The company, who operate under an environmental permit, were fined £3,000 and ordered to pay £2,500 costs after being found guilty of breaching Regulation 38 of the Environmental Permitting Regulations 2016.
Health and Safety
Construction firms fined following tenant fall
Two construction firms, Engie Regeneration (Apollo) Limited (Engie) and Superior Roofing and Building Services Ltd (Superior), were fined following a tenant suffered serious injuries when she fell through a fragile surface in a building where Engie and Superior, as Engie's contractor, were working.
The tenant was gaining access to her flat when she fell 5.5 meters through a fragile piece of cement sheet to a balcony walkway below. She suffered serious injuries including a fractured pelvis. Construction workers had been working on the walkway for the previous four days, but the tenant had not been informed of the work or of any associated risks. There were also no barriers in place to prevent anyone from accessing the walkway.

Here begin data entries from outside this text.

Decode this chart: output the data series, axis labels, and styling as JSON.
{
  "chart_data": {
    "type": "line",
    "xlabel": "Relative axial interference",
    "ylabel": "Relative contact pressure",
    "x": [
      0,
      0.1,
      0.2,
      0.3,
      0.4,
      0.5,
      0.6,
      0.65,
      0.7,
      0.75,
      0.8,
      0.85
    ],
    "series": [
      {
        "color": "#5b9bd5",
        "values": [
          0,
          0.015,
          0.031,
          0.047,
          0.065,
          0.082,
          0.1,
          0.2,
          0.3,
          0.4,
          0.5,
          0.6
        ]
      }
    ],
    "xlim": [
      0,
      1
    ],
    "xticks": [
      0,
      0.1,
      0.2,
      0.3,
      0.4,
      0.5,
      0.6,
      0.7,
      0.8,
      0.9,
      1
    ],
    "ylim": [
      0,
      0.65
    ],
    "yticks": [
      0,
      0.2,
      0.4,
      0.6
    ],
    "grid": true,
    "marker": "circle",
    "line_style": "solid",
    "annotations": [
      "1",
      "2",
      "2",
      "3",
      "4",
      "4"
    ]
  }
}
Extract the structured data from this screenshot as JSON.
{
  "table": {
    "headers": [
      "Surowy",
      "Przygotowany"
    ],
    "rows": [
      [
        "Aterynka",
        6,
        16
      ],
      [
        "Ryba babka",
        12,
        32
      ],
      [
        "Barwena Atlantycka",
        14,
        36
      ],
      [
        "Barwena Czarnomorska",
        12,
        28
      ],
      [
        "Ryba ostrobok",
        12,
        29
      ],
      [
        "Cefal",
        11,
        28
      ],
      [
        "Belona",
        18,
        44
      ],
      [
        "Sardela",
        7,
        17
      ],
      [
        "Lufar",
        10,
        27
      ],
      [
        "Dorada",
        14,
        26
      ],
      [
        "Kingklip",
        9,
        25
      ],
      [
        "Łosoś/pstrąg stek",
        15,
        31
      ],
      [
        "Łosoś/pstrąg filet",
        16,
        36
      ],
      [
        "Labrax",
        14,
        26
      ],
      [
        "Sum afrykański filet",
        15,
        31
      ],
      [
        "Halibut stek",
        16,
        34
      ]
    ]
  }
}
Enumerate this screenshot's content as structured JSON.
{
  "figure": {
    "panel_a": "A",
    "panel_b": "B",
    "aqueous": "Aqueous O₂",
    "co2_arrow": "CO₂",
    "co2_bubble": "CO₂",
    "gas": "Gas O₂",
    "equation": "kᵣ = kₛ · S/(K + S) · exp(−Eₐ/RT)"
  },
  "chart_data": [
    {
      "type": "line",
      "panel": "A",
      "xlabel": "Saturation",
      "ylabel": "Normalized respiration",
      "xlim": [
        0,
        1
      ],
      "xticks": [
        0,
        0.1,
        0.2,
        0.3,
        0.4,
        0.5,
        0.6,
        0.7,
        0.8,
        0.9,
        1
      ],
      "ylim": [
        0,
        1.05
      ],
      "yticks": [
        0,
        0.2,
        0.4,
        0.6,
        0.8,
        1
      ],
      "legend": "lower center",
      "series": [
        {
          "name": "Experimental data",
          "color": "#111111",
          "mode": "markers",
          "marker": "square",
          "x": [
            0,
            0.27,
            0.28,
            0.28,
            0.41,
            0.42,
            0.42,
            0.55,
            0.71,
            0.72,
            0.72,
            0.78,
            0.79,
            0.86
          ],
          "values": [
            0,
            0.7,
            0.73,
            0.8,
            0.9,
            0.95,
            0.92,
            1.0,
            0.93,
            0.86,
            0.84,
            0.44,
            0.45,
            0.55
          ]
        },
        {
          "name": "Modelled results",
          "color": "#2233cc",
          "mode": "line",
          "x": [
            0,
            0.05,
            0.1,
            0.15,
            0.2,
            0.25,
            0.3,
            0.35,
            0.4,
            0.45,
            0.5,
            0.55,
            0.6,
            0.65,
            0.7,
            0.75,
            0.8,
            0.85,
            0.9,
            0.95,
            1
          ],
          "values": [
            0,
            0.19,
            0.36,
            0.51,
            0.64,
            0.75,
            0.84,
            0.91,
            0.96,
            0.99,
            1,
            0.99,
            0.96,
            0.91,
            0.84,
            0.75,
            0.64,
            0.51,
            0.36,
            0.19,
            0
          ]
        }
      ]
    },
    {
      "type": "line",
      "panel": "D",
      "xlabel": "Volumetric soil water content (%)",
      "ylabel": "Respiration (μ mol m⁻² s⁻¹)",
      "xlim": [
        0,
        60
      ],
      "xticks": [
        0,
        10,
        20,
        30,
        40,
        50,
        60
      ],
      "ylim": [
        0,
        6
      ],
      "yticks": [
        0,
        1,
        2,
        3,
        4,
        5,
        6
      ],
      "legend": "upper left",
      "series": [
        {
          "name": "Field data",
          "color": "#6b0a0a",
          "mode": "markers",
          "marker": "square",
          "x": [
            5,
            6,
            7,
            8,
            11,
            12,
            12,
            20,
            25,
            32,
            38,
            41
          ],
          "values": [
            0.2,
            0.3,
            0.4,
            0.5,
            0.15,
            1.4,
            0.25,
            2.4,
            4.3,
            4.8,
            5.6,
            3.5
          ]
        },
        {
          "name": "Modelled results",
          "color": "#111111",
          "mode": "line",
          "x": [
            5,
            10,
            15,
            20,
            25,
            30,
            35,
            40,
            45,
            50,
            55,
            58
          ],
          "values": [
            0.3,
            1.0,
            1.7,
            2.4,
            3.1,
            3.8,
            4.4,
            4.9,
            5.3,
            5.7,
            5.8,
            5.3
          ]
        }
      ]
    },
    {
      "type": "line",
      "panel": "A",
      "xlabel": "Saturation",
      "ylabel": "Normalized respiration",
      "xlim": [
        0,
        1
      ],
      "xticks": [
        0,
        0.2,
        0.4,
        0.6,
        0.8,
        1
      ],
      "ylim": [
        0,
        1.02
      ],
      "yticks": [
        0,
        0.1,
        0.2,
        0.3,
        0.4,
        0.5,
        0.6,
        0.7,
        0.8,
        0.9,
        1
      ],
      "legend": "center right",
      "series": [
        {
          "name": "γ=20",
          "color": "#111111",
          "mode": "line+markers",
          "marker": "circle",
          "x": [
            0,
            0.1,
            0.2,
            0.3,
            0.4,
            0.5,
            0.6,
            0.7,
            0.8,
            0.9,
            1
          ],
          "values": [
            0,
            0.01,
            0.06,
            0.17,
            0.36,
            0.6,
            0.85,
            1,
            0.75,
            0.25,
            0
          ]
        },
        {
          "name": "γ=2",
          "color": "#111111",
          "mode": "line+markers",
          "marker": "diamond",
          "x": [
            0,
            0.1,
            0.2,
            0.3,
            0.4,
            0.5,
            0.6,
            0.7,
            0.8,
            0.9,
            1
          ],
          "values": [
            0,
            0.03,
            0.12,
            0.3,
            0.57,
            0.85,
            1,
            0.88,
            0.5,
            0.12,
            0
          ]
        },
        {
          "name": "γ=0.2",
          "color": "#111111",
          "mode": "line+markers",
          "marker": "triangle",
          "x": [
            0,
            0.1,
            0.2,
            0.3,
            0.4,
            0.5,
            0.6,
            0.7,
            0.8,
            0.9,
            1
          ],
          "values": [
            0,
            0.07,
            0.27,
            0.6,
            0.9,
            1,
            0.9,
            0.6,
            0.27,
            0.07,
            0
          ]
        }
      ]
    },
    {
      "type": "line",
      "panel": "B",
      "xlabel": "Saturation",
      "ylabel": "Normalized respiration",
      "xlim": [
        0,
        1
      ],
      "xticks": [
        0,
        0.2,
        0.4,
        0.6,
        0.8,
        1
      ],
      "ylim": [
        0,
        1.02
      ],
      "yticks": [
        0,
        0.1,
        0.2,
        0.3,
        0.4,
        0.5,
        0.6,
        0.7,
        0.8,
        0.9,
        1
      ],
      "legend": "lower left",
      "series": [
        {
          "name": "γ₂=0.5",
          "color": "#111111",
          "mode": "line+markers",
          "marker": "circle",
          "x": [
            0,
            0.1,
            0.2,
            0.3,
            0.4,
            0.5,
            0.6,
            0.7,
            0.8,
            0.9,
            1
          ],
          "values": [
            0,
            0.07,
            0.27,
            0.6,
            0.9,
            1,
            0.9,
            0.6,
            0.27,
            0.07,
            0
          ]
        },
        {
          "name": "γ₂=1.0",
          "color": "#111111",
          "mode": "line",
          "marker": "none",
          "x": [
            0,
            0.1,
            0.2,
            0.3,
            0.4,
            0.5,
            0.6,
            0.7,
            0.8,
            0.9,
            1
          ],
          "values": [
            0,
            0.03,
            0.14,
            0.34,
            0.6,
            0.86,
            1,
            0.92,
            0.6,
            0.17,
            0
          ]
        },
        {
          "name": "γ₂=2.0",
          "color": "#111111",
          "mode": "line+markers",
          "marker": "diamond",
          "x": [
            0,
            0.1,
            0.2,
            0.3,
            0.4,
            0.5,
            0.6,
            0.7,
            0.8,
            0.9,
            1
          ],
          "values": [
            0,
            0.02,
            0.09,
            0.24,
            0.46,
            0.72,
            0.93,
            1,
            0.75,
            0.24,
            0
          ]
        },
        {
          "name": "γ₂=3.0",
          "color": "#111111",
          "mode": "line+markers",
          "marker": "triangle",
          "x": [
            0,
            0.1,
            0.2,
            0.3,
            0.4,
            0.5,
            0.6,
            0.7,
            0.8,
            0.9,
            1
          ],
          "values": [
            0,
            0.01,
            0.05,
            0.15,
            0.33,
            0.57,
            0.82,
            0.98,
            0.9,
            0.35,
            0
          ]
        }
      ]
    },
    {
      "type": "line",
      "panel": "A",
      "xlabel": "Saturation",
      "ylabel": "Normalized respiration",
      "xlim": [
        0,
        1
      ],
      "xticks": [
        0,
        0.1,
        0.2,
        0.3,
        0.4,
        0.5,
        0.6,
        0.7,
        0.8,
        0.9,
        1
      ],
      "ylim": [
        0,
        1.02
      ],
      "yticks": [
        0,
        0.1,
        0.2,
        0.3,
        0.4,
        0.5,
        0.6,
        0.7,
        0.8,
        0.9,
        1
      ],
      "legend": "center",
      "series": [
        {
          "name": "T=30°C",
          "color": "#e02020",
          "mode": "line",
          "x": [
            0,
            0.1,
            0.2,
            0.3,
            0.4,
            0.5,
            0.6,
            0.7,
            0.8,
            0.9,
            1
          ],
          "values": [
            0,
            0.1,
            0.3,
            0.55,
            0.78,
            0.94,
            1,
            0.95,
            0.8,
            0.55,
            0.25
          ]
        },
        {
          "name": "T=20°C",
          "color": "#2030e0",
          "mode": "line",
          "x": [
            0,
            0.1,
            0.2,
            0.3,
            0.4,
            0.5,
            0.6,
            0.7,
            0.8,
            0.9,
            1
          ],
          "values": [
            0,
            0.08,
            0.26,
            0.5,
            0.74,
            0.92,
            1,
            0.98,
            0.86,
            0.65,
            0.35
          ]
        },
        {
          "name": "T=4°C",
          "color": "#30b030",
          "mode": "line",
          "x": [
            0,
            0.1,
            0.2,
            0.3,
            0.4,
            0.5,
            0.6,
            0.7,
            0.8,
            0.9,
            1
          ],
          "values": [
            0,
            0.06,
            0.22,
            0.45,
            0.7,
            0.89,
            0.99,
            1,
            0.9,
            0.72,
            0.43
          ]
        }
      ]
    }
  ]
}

Engie appointed Superior to undertake the refurbishment of the balconies. The Health and Safety Executive (HSE) found that Engie failed to plan, manage, monitor, and coordinate the balcony refurbishment works to ensure the work was carried out without risks to the health and safety of their operatives or members of the public. Additionally, the HSE investigation found that Superior failed to ensure the balcony replacement works were properly planned, and that they failed to select suitable and sufficient control measures to prevent operatives or members of the public falling from height during the works.
Engie pleaded guilty to breaching Regulation 22(1)(a) of the Construction (Design and Management) Regulations 2007 and Regulation 13(1) of the Construction (Design and Management) Regulations 2007, and has been fined £800,000 and ordered to pay costs of £17,518.54.
Superior pleaded guilty to breaching Regulations 4(1)(a) and 4(1)(c) of the Work at Height Regulations 2005, and has been fined £300,000 and ordered to pay costs of £11,693.94
Poundstretcher fined £1 million for health and safety breaches
Discount retailer Poundstretcher has been fined after pleading guilty to a total of 24 counts of health and safety breaches.
Checks were carried out at a warehouse in Swindon following a complaint from a worker and investigations at the other stores. It was discovered at the Newhaven store in December 2014 that emergency exits were blocked and stock was stored in a dangerous fashion. Further enquires revealed that the firm did not follow its own safety procedures and guidance. The firm said that the issues were due to local management.
Poundstretcher was fined £1,000,000 at Portsmouth Crown Court and a costs order in the sum of £65,767.74 was also made.